While Schlagenhauf, supra, opened the door a crack to permit

Page 434 U. S. 1309

review of a discovery order under the special circumstances of that case, to grant such review here would permit an application for review of a discovery order to serve in effect as a vehicle for interlocutory review of the underlying merits of the lawsuit. The policy against piecemeal interlocutory review other than as provided for by statutorily authorized appeals is a strong one, see Liberty Mutual Ins. Co. v. Wetzel, 424 U. S. 737 (1976). I think that this Court would be disposed to review applicants' constitutional claims, if at all, only after a full record is compiled in the course of the present litigation in the District Court followed by statutory appeal to the Court of Appeals.

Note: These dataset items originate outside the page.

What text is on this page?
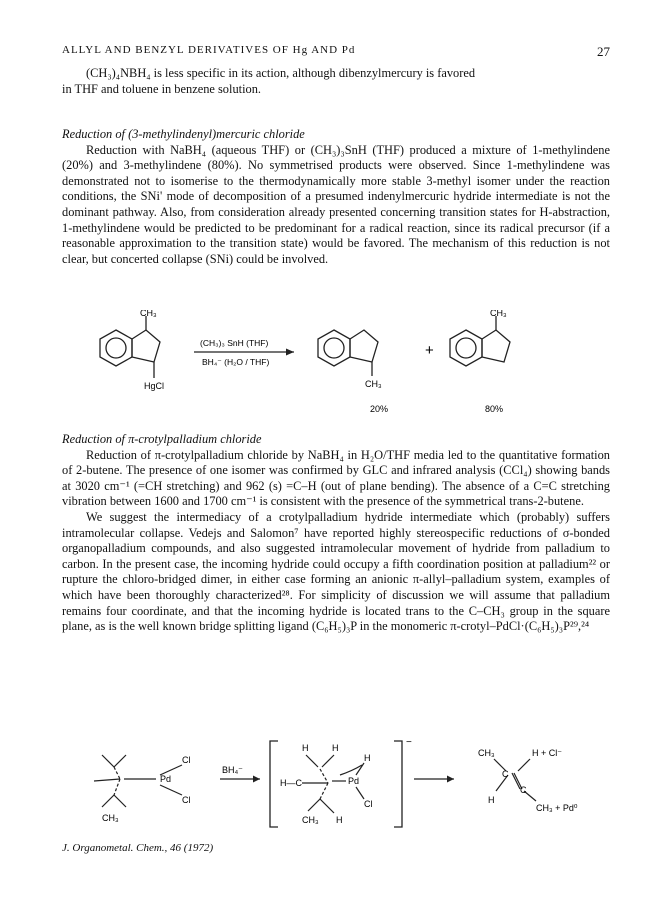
ALLYL AND BENZYL DERIVATIVES OF Hg AND Pd	27
(CH₃)₄NBH₄ is less specific in its action, although dibenzylmercury is favored
in THF and toluene in benzene solution.
Reduction of (3-methylindenyl)mercuric chloride
Reduction with NaBH₄ (aqueous THF) or (CH₃)₃SnH (THF) produced a mixture of 1-methylindene (20%) and 3-methylindene (80%). No symmetrised products were observed. Since 1-methylindene was demonstrated not to isomerise to the thermodynamically more stable 3-methyl isomer under the reaction conditions, the SNi' mode of decomposition of a presumed indenylmercuric hydride intermediate is not the dominant pathway. Also, from consideration already presented concerning transition states for H-abstraction, 1-methylindene would be predicted to be predominant for a radical reaction, since its radical precursor (if a reasonable approximation to the transition state) would be favored. The mechanism of this reduction is not clear, but concerted collapse (SNi) could be involved.
CH₃
HgCl
(CH₃)₃ SnH (THF)
BH₄⁻ (H₂O / THF)
CH₃
20%
+
CH₃
80%
Reduction of π-crotylpalladium chloride
Reduction of π-crotylpalladium chloride by NaBH₄ in H₂O/THF media led to the quantitative formation of 2-butene. The presence of one isomer was confirmed by GLC and infrared analysis (CCl₄) showing bands at 3020 cm⁻¹ (=CH stretching) and 962 (s) =C–H (out of plane bending). The absence of a C=C stretching vibration between 1600 and 1700 cm⁻¹ is consistent with the presence of the symmetrical trans-2-butene.
We suggest the intermediacy of a crotylpalladium hydride intermediate which (probably) suffers intramolecular collapse. Vedejs and Salomon⁷ have reported highly stereospecific reductions of σ-bonded organopalladium compounds, and also suggested intramolecular movement of hydride from palladium to carbon. In the present case, the incoming hydride could occupy a fifth coordination position at palladium²² or rupture the chloro-bridged dimer, in either case forming an anionic π-allyl–palladium system, examples of which have been thoroughly characterized²⁸. For simplicity of discussion we will assume that palladium remains four coordinate, and that the incoming hydride is located trans to the C–CH₃ group in the square plane, as is the well known bridge splitting ligand (C₆H₅)₃P in the monomeric π-crotyl–PdCl·(C₆H₅)₃P²⁹,²⁴
Pd
Cl
Cl
CH₃
BH₄⁻
−
H	H
H
H—C	Pd
Cl
CH₃ H
CH₃	H + Cl⁻
C
C
H
CH₃ + Pd⁰
J. Organometal. Chem., 46 (1972)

The application to stay the orders of the District Court entered on June 6, July 18, and July 20, respectively, are accordingly


* After the writ had been denied by the Court of Appeals, the District Court on July 18 issued a discovery order amounting to a reinstatement of its original order of June 6. The Solicitor General contends that the last order, issued July 20, involves a substantially different phase of the litigation, and is not properly before this Court, not having been considered by the Court of Appeals. In view of my conclusion that a stay is inappropriate under the circumstances disclosed by this application, if the Solicitor General's argument is factually correct, it amounts to an additional reason for denying the stay.